Prettier also came to mind, and I'm usually pretty happy with the "it's formatted this way, deal with it" approach - but I also would like the tool to behave predictably with updates. Prettier had some changes in 2.5 related to multi-line-classes (namely, forbidding them), which in turn made it unusable for projects with tailwind usage, as it now forces extremely long lines in some cases. (Especially for elements that have styling based on multiple breakpoints and a darkmode variant, you're hitting >120 chars easily).

I know that you can go for descriptive classnames and "@apply", but I was still miffed about a change like this in an already existing tool, with a lot of community pushback and no compromise in sight.

(Here's a relevant discussion, but keep in mind that multi-line-classes worked at some point and now just don't: https://github.com/tailwindlabs/tailwindcss/discussions/7763)

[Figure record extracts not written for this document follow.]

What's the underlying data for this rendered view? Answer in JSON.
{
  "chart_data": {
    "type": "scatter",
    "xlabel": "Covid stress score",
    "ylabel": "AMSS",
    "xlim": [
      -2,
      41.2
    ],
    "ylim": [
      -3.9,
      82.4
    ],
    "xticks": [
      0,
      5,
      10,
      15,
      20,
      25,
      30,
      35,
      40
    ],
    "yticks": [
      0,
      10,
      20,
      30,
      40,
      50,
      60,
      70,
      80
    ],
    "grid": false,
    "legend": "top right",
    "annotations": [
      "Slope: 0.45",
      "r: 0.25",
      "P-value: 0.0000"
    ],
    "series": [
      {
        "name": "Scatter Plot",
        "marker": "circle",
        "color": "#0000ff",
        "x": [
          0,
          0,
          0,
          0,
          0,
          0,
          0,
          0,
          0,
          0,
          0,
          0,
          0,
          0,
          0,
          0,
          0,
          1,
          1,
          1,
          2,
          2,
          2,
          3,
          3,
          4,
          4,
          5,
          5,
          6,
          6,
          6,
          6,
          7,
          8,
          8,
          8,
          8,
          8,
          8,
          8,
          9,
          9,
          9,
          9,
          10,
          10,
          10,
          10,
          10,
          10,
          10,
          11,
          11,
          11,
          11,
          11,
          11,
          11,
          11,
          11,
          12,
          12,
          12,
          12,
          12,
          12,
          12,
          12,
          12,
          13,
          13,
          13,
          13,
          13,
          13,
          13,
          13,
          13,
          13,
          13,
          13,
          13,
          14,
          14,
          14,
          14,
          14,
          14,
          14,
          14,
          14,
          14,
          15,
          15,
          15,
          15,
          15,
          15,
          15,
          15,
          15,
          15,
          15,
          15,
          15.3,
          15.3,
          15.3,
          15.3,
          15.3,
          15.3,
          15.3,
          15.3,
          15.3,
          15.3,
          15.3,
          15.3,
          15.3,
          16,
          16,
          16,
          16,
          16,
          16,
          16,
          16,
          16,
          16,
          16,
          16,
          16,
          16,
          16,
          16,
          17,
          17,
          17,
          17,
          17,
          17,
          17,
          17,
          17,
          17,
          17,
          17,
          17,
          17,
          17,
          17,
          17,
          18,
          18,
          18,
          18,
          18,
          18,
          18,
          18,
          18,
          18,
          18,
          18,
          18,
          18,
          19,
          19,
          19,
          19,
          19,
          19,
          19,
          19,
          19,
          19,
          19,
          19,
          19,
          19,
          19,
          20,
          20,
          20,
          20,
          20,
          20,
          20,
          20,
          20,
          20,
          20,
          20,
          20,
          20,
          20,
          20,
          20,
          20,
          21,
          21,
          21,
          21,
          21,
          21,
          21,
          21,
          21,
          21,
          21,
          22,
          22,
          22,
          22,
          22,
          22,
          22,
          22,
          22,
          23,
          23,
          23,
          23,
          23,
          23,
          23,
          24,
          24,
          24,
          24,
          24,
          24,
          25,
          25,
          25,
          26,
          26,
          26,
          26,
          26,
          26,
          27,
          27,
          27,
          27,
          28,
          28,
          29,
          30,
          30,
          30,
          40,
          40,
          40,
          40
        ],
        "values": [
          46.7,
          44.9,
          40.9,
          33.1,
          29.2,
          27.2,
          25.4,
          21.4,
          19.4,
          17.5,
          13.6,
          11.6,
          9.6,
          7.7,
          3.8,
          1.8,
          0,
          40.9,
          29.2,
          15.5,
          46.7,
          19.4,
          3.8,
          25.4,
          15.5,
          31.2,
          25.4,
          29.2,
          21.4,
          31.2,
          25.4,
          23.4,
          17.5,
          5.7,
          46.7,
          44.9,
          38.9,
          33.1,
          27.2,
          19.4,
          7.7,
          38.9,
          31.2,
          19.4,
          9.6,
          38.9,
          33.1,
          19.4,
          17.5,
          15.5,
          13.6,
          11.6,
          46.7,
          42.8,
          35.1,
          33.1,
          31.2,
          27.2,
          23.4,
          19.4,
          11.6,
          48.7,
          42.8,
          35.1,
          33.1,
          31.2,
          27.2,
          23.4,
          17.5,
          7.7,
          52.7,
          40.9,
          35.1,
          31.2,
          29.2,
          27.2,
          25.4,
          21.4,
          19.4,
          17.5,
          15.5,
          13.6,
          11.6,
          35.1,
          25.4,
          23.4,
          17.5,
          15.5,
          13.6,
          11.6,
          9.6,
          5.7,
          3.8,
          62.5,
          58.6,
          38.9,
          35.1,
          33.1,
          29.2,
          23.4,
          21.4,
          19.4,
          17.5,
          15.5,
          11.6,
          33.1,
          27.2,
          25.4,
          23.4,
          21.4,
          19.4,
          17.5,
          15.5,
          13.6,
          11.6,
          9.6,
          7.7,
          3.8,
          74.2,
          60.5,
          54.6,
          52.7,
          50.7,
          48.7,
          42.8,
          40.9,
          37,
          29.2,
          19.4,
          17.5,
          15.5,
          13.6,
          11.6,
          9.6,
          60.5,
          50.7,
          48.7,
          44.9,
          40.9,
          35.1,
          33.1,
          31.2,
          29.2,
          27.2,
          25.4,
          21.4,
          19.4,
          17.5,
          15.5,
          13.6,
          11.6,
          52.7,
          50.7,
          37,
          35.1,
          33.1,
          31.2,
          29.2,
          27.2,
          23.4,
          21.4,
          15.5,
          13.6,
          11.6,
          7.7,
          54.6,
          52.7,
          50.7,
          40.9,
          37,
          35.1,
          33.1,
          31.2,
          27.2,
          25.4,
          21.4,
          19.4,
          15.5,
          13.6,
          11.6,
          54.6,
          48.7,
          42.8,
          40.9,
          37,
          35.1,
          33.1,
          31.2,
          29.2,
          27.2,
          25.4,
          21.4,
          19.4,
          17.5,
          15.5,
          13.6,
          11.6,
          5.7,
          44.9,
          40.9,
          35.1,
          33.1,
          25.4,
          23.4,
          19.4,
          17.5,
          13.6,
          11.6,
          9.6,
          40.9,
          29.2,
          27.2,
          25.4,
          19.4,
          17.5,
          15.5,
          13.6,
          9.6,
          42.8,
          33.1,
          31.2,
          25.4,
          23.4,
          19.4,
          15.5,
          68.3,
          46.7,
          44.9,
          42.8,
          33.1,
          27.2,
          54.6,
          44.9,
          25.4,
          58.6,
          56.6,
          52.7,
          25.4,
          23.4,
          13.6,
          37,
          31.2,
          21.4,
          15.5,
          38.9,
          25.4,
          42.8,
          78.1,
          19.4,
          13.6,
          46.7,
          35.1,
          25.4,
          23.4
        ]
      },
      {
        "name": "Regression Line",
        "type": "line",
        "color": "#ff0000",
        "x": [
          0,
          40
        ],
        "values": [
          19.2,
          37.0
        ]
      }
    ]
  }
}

So for prettier, it wasn't just "format your code our way or else" - which is a good approach for a formatter, see also gofmt - it was "your current set up doesn't work anymore, tough luck".


> noone is happy

I’m 100% happy with Prettier. The trick is to not care too much about how the code looks. Consistent style trumps any choice for me.


This hasn't been my experience. I've been able to throw together a .prettierrc.js file that gets me everything I want to tweak from the default (line length, quote types, etc.).

Out of curiosity, what did you find to be something unchangeable?


I had opinions on how it placed curly brackets for example, I wanted it more similar to C# with the bracket on a new line.

No big deal but a bit annoying to have two ways of doing it.


Wireguard. If you want to use different options for its encryption, you can't. I don't think that's a bad thing, but for example someone wanting FIPS certification might.